The fired and now-infamous Google engineer James Damore may have a federal case against his former employer.
In the aftermath of Damore’s 10-page memo criticizing Google’s diversity initiatives and Google’s subsequent decision to fire him for violating the company code of conduct, Damore has filed an unfair labor practice complaint with the National Labor Relations Board.
It’s unclear from the NLRB’s website what the specific charges are, but it is likely Damore will argue that his memo was an attempt to band together with his fellow employees to try to improve work conditions or repair workplace problems. This concept, known as “protected concerted activity,” allows workers to come together for mutual aid and protection and prohibits employers from retaliating against such activity. This is normally thought of in the labor union context, but the National Labor Relations Act protects concerted activity in both union and non-union workplaces.
The problem is that more and more types of worker conduct – and misconduct – have been rolled into that government protection, to the point of absurdity. Google, and other companies, should rightly possess much latitude to determine what conduct is permissible at their workplace and create a workplace environment that matches the company’s values.

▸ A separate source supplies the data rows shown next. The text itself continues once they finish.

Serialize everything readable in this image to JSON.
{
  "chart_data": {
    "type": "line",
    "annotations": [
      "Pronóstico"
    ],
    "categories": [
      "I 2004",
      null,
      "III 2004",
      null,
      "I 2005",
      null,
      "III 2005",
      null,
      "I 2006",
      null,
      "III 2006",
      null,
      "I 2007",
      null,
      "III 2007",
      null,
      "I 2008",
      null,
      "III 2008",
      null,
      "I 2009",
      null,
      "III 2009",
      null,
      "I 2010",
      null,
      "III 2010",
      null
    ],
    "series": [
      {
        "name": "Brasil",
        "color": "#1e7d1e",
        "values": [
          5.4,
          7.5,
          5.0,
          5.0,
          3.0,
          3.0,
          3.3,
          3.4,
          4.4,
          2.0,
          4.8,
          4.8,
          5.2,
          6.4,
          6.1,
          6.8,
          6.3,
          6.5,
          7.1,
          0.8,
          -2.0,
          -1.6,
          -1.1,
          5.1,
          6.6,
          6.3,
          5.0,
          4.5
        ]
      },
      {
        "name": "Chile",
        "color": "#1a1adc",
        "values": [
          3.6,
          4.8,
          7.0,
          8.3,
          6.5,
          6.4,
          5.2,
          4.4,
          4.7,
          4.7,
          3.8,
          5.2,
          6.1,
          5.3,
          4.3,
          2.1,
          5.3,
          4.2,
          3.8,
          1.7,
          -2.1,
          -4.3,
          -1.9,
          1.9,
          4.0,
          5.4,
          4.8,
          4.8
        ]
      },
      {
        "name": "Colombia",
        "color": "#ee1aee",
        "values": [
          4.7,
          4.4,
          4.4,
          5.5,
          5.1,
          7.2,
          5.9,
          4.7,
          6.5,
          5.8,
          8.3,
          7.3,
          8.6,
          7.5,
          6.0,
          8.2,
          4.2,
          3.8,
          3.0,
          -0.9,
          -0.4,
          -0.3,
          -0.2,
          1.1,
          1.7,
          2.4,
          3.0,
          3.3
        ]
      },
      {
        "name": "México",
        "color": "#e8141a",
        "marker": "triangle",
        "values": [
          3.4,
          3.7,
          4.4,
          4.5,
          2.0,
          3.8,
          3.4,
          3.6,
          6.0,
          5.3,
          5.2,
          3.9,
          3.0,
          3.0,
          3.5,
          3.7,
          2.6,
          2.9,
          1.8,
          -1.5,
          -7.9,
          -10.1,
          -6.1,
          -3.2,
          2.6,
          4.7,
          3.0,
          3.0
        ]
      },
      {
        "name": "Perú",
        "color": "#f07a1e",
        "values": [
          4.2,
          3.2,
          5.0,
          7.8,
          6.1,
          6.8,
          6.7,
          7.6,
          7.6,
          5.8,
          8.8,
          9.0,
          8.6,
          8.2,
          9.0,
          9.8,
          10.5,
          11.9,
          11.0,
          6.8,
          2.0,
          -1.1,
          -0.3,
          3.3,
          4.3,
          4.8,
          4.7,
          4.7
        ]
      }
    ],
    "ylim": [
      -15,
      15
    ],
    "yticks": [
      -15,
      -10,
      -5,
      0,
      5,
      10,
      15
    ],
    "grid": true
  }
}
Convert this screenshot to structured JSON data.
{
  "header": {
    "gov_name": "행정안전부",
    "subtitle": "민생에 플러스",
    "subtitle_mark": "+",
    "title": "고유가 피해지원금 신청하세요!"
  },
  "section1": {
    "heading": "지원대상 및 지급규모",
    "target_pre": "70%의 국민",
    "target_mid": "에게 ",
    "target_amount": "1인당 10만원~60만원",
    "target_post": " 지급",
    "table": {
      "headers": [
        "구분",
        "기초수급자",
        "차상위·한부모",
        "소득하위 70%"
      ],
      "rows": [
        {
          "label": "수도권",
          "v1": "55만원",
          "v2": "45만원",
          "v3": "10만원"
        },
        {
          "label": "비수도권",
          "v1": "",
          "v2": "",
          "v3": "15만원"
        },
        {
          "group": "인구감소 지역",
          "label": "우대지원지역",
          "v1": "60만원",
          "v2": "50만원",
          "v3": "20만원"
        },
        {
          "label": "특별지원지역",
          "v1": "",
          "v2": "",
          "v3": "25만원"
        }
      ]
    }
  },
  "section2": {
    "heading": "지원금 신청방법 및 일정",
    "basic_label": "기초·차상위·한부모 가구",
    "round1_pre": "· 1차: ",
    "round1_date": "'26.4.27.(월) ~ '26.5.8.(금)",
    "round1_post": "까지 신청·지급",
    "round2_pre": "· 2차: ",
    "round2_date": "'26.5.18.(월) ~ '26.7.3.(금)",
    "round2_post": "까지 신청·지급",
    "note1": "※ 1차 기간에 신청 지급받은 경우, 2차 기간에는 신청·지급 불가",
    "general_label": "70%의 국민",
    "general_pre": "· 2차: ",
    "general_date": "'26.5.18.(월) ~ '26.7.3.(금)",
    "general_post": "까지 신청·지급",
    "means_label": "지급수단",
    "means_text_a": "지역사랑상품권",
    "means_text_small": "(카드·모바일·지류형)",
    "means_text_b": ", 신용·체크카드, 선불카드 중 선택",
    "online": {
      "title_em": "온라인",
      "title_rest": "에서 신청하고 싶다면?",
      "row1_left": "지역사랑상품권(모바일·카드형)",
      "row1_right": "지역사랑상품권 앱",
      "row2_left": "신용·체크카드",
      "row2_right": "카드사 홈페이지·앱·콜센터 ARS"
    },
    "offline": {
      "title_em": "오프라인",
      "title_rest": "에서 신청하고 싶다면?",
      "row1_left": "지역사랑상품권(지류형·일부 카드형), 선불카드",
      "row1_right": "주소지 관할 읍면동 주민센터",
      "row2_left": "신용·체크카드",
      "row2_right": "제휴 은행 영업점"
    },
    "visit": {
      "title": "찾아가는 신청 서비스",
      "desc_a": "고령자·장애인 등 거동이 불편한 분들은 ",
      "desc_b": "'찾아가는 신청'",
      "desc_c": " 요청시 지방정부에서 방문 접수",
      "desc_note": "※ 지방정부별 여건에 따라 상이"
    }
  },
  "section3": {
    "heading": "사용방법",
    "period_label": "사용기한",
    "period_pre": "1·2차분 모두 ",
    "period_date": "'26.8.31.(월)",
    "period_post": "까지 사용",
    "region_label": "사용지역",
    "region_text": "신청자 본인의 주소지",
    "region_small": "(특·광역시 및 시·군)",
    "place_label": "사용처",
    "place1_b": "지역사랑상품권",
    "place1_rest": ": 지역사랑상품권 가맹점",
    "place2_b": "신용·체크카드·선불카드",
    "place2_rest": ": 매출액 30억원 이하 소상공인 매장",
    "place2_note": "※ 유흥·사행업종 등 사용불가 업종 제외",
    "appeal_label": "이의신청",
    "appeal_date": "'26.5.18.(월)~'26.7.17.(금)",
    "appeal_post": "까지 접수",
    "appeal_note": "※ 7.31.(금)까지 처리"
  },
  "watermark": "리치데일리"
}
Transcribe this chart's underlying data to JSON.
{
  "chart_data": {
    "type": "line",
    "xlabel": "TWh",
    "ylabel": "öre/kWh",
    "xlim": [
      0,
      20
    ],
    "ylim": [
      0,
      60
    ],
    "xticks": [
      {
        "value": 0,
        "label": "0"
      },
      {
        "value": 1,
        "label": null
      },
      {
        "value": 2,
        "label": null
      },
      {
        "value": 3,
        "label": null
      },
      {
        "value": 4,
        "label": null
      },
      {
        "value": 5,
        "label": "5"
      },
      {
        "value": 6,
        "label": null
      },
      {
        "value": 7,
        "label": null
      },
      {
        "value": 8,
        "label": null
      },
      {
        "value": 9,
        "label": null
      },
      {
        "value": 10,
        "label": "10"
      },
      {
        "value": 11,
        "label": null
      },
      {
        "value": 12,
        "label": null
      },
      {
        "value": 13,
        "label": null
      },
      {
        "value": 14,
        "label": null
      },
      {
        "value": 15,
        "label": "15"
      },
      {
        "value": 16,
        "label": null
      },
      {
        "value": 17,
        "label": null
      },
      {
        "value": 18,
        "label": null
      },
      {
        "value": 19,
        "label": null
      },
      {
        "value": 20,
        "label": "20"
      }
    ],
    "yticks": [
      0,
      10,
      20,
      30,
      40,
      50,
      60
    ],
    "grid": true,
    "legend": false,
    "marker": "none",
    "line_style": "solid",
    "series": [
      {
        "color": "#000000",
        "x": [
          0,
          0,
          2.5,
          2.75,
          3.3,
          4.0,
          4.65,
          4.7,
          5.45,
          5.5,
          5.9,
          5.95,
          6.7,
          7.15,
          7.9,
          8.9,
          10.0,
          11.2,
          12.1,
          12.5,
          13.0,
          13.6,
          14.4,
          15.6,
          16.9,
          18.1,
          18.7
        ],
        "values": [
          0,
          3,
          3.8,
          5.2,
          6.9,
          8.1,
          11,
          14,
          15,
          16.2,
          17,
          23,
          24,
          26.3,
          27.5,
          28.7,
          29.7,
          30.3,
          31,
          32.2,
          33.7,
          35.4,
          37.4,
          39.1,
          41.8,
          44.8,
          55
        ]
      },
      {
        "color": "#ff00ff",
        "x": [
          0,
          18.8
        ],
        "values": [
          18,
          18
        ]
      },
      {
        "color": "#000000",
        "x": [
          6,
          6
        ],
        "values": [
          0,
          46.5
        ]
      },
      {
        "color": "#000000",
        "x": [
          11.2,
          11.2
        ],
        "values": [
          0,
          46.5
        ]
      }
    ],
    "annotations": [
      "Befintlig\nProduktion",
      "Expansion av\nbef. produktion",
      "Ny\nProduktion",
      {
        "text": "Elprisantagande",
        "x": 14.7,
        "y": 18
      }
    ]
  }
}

Some people may not see Damore’s views as wrong, but Google did, and the company should have the right to fire him. This incident is not about the free speech rights of employees. The Constitution protects speech from government punishment, not private sector employees’ speech from consequences handed down by their employer.
While it is impossible to fully prevent workers from saying reprehensible or controversial things at work, they shouldn’t be protected by the law for saying those things. Moreover, this country has a long tradition of at-will employment that allows the employer or employee the freedom to terminate the relationship at any time without having to establish a just cause for termination.
But, in yet another new development, a recent court ruling may have made matters worse. In Cooper Tire & Rubber Co. v. NLRB, the 8th Circuit Court of Appeals enforced an NLRB order to reinstate, with back pay, an employee who hurled racist slurs at a mostly black group of non-union employees who crossed a union picket line. An NLRB administrative law judge ruled that the Cooper Tire employee’s comments “certainly were racist, offensive, and reprehensible,” but they “did not tend to coerce or intimidate employees in the exercise of their rights under the Act, nor did they raise a reasonable likelihood of an imminent physical confrontation.” The Board affirmed this decision.
It is shocking that racist slurs are considered protected speech under labor law just because no one was purportedly intimidated and violence was not imminent. Certainly it is important to protect worker rights, but are racist insults really something that labor law should protect?
Judge C. Arlen Beam’s dissent in the case comes to a far more logical conclusion: “No employer in America is or can be required to employ a racial bigot.” But Cooper Tire is not a lone wolf case of protecting untoward speech at work. The NLRB has declared that employee handbooks cannot have blanket prohibitions on disrespectful or rude conduct towards the employer. For example, provisions in a Michigan hospital’s employee handbook violated the National Labor Relations Act because the handbook created rules that prohibited “willful and intentional threats, intimidation, harassment, [and] humiliation.” Incredulously, the NLRB deemed such a policy as exceeding “the bounds of fair criticism.”
So, where does that leave Google with respect to Damore? If protected concerted activity allows individuals to yell racist slurs on the picket line, then workers can probably send a memo criticizing an employer’s diversity program to other staff members in an effort to improve work conditions.
That is bad public policy. The answer to controversy is not more government intervention – nor falsely equating Damore’s firing to a civil rights issue, as Rep. Dana Rohrabacher, R-Calif., has.
If conservatives are up in arms about Google firing someone for holding different views, they should instead exercise a consumer freedom they surely cherish: switch to a different search engine and email service.